Roma – Due studi appena pubblicati su Nature Communications , frutto di una collaborazione tra Politecnico di Milano, Georgia Institute of Technology e altre istituzioni internazionali hanno analizzato i risultati storici della missione DART (Double Asteroid Redirection Test) della NASA , che ha colpito l’asteroide Dimorphos il 26 settembre 2022, segnando la prima dimostrazione pratica di difesa planetaria.
L’impatto, osservato attraverso telescopi terrestri e spaziali come Hubble , ha prodotto un’enorme quantità di materiale espulso (frammenti espulsi dalla superficie), rivelando informazioni cruciali per migliorare l’efficacia delle future missioni di deviazione degli asteroidi.
Il primo studio è stato condotto da un team di ricercatori del Dipartimento di Scienze e Tecnologie Aerospaziali del Politecnico di Milano , guidato dal Professor Fabio Ferrari e comprendente Paolo Panicucci e Carmine Giordano , in collaborazione con il Georgia Institute of Technology . Il secondo studio, coordinato dal Professor Masatoshi Hirabayashi del Georgia Tech , ha incluso contributi dello stesso Ferrari.
“Abbiamo utilizzato le immagini e le simulazioni numeriche del telescopio spaziale Hubble per quantificare un meccanismo valido dell’evoluzione dell’ejecta e stimato con successo la massa, la velocità e le dimensioni delle particelle espulse”, ha spiegato il professor Ferrari . “Abbiamo anche trovato interazioni complesse di tali particelle con il sistema degli asteroidi e la pressione della radiazione solare, ovvero la luce solare che spinge le particelle espulse.

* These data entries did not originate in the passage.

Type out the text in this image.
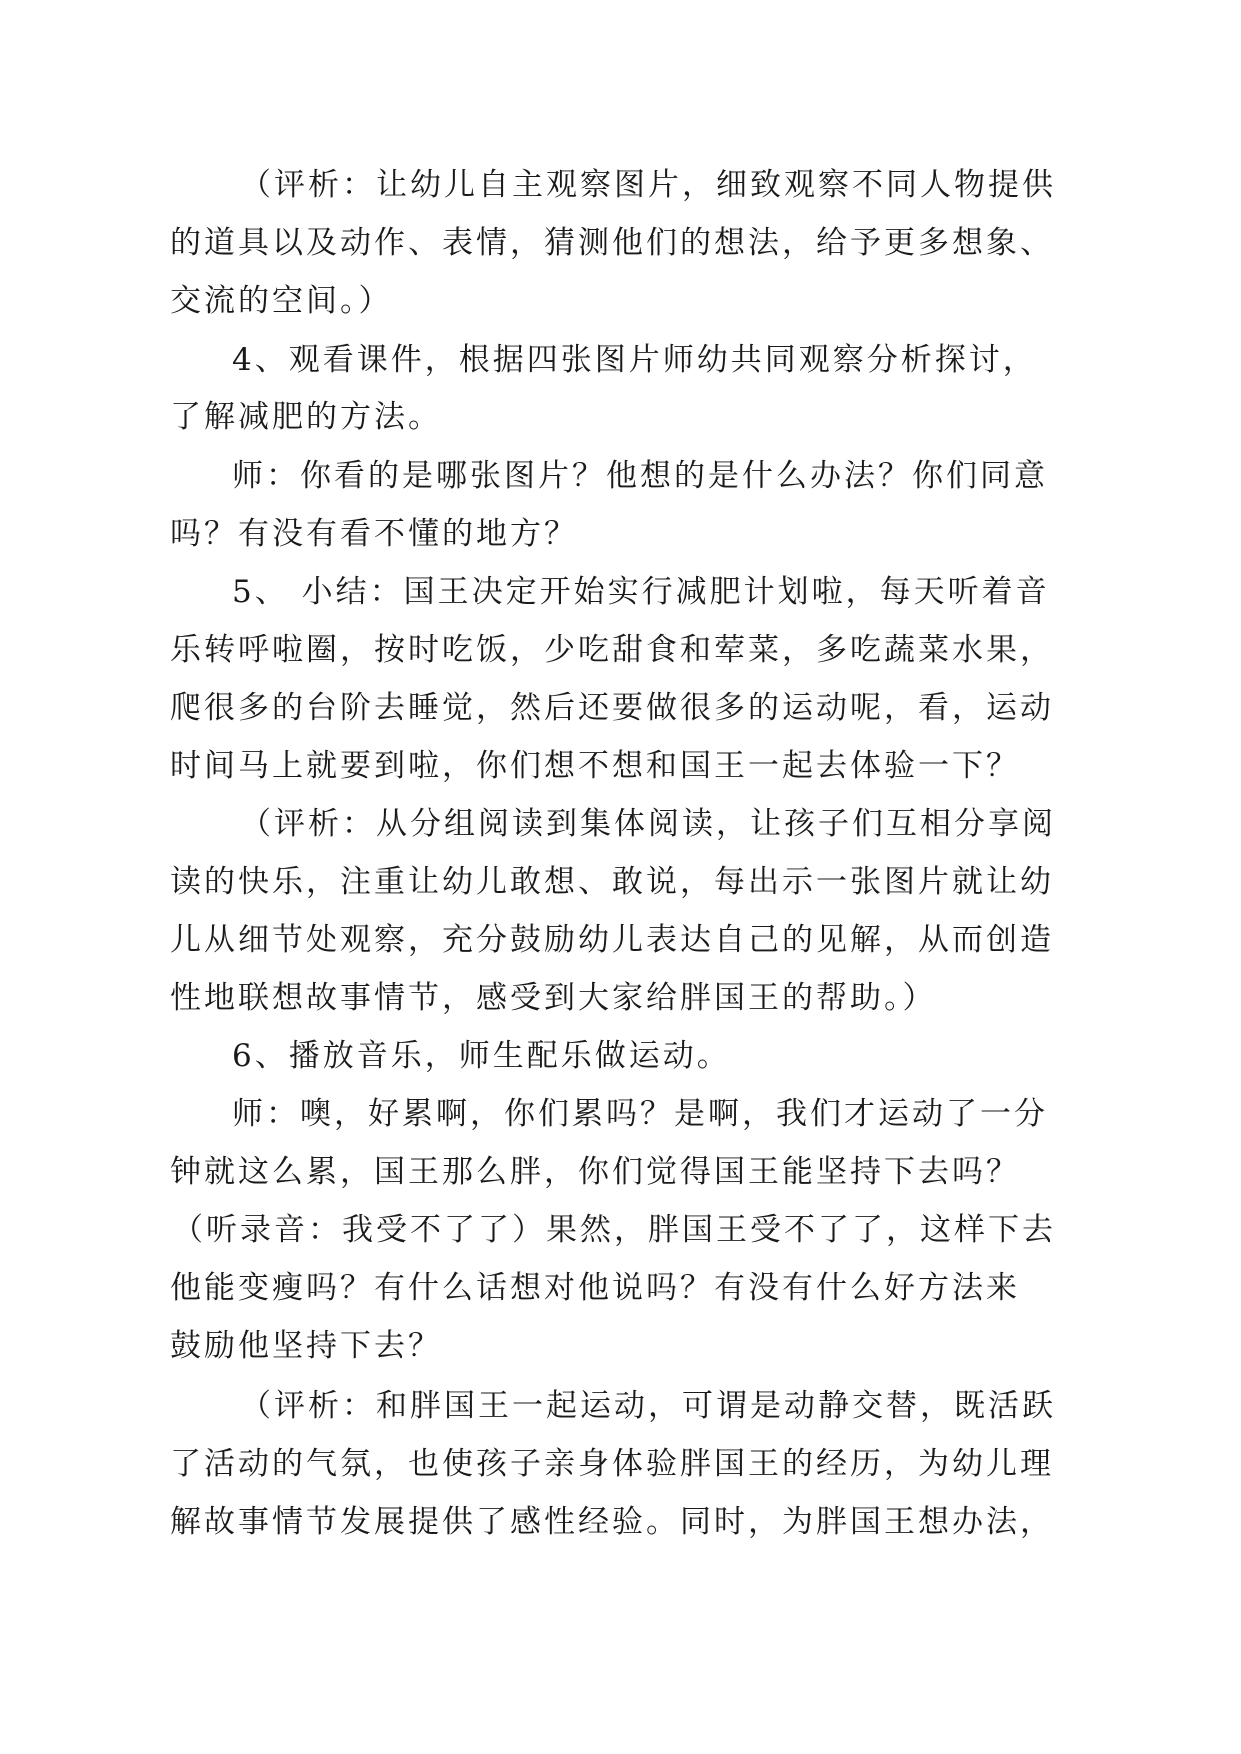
（评析：让幼儿自主观察图片，细致观察不同人物提供
的道具以及动作、表情，猜测他们的想法，给予更多想象、
交流的空间。）
4、观看课件，根据四张图片师幼共同观察分析探讨，
了解减肥的方法。
师：你看的是哪张图片？他想的是什么办法？你们同意
吗？有没有看不懂的地方？
5、 小结：国王决定开始实行减肥计划啦，每天听着音
乐转呼啦圈，按时吃饭，少吃甜食和荤菜，多吃蔬菜水果，
爬很多的台阶去睡觉，然后还要做很多的运动呢，看，运动
时间马上就要到啦，你们想不想和国王一起去体验一下？
（评析：从分组阅读到集体阅读，让孩子们互相分享阅
读的快乐，注重让幼儿敢想、敢说，每出示一张图片就让幼
儿从细节处观察，充分鼓励幼儿表达自己的见解，从而创造
性地联想故事情节，感受到大家给胖国王的帮助。）
6、播放音乐，师生配乐做运动。
师：噢，好累啊，你们累吗？是啊，我们才运动了一分
钟就这么累，国王那么胖，你们觉得国王能坚持下去吗？
（听录音：我受不了了）果然，胖国王受不了了，这样下去
他能变瘦吗？有什么话想对他说吗？有没有什么好方法来
鼓励他坚持下去？
（评析：和胖国王一起运动，可谓是动静交替，既活跃
了活动的气氛，也使孩子亲身体验胖国王的经历，为幼儿理
解故事情节发展提供了感性经验。同时，为胖国王想办法，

La comprensione di questi processi è fondamentale per supportare una progettazione efficace di azioni future per scopi di difesa planetaria”.
La forma dell’asteroide può fare una differenza significativa nella sua traiettoria di espulsione, secondo il secondo studio del Georgia Tech . Lo studio del professor Masatoshi Hirabayash evidenzia una scoperta sorprendente: ha identificato la scala di impatto e la superficie arrotondata dell’asteroide ha ridotto la spinta dell’asteroide del 56% rispetto a quando Dimorphos è stato testato come una parete completamente piatta. Quindi, inviare un grande impatto non significa una grande spinta.
“Se l’impatto è grande, più materiale espulso esce dalla superficie ma è maggiormente influenzato dalle inclinazioni della superficie. Questo processo fa sì che il materiale espulso devi dalla direzione ideale, riducendo la spinta dell’asteroide”, ha spiegato il professor Hirabayashi. “L’invio di più impattatori più piccoli non solo determina una spinta maggiore dell’asteroide, ma consente anche di risparmiare potenzialmente sui costi operativi e aumenta la flessibilità tattica per la deviazione”.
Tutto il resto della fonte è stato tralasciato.